Bien qu'elle puisse être définie de façons assez différentes, la centralité d'intermédiarité repose sur une notion intuitive simple : la capacité d'un individu à contrôler (faciliter, empêcher, gêner) les relations entre d'autres individus. Dans le cadre de cette présentation, on s'éloignera quelque peu de la solution proposée par Freeman (1979) en ne considérant que les cas où un individu consitue un passage obligé entre deux autres et en définissant la centralité d'intermédiarité comme le nombre de fois où un individu constitue un passage obligé entre deux autres (on élimine de ce fait tous les cas où il se trouve sur le plus court chemin mais où des itinéraires alternatifs sont possibles). On rapporte ensuite ce nombre de passages obligés par un individu k au nombre total de relation qui peuvent se constituer entre deux individus (i,j) différentes de  l'individu k  :

CI(k) = Nij (k) / [(a-1)(a-2)/2]

Appliqué à notre exemple 1de référence, cette définition de l'intermédiarité aboutit à la définition des points de passage obligée suivants :

de {1} vers {2} : passage obligé par 3
de {1,2} vers {4,...,10} passage obligé par 3
de {1,2,3} vers {5,...,10} passage obligé par 4

Au total, le sommet n° 3 est un point de passage obligé dans 15 cas  et le sommet n° 4 est un point de passage obligé dans 15 cas également ce qui leur donne des indice d'intermédiarité égaux valant  15/36=0.42. Tous les autres sommets ont un indice d'intermédiarité nulle puisqu'ils ne constituent jamais un passage obligé entre deux autres individus.

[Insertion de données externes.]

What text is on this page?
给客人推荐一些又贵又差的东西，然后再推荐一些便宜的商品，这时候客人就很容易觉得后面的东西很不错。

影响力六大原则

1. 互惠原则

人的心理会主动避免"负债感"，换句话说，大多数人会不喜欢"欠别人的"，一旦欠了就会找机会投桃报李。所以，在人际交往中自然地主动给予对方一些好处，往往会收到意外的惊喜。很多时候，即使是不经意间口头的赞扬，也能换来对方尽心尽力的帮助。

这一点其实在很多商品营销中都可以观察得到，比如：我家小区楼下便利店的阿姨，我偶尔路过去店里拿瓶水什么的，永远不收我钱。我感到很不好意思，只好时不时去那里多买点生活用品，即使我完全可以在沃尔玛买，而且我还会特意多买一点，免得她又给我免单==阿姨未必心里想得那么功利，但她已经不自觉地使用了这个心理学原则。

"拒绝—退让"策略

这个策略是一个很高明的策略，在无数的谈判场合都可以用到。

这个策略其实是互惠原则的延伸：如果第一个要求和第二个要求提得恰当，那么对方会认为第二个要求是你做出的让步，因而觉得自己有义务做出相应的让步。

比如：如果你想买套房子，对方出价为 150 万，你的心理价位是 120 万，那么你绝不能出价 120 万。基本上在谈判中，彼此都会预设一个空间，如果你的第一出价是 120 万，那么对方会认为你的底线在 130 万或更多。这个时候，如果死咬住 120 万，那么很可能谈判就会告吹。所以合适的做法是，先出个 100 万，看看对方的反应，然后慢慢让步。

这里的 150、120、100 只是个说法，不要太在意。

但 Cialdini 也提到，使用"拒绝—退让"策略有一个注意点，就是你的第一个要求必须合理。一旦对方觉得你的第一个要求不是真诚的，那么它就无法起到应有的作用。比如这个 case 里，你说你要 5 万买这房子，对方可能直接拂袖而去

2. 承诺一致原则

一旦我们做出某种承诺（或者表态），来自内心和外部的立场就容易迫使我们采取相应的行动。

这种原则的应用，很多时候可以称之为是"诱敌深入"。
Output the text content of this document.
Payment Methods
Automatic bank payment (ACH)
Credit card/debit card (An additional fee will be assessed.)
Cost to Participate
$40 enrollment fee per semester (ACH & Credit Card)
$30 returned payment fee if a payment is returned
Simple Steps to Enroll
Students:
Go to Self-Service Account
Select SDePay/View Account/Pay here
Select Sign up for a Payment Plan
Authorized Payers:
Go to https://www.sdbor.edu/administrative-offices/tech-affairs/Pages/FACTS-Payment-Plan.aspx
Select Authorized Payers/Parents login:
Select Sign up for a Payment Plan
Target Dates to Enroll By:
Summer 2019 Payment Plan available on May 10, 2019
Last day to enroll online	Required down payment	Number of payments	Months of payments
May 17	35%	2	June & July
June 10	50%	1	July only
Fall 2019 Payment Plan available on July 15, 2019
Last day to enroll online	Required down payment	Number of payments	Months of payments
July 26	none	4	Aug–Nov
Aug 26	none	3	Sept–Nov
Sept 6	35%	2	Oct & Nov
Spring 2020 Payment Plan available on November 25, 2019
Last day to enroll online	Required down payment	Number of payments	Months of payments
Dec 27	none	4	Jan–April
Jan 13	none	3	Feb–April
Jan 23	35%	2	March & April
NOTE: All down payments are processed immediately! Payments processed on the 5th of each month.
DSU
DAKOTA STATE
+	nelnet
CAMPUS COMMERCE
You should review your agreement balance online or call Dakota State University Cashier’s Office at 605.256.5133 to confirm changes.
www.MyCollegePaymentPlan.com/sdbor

D'un point de vue sociologique, les individus n°3 et 4 disposent donc d'un pouvoir social important lié à leur capacité à contrôler chacun 42% des relations entre les autres individus du réseau social considéré.
D'un point de vue géographique (application à un réseau de transport) on dira plutôt que les villes n°3 et 4 sont des points stratégiques dont la destruction entraînerait une déconnexion d'une grande partie du réseau. L'existence de tels points stratégique contribue à fragiliser l'ensemble du réseau (en cas de guerre ou d'accident) et l'opérateur de transport ou de défense aurait tout intérêt à créer de nouvelles connexions pour réduire cette fragilité. Ainsi, si l'on crée une connexion nouvelle entre les points n° 1 et 6; la centralité d'intermédiarité du point n° 4 devient nulle et celle du point n° 3 n'est plus que de 8/36 soit 25% des relations. L'ajout d'une seconde connexion entre 1 et 2 ou entre 2 et 10 donnerait du  finalement à tous les points du réseau une valeur d'intermédiarité obligée qui serait nulle.

Comme dans les cas précédents, on pourrait raffiner de différentes manières les indices d'intermédiarité (Cf; Degenne & Forsé pp. 158-161) mais ce n'est pas l'objet de ce travail qui visait surtout à montrer l'intérêt d'un échange de concepts et de méthodes entre les différentes branches des sciences sociales.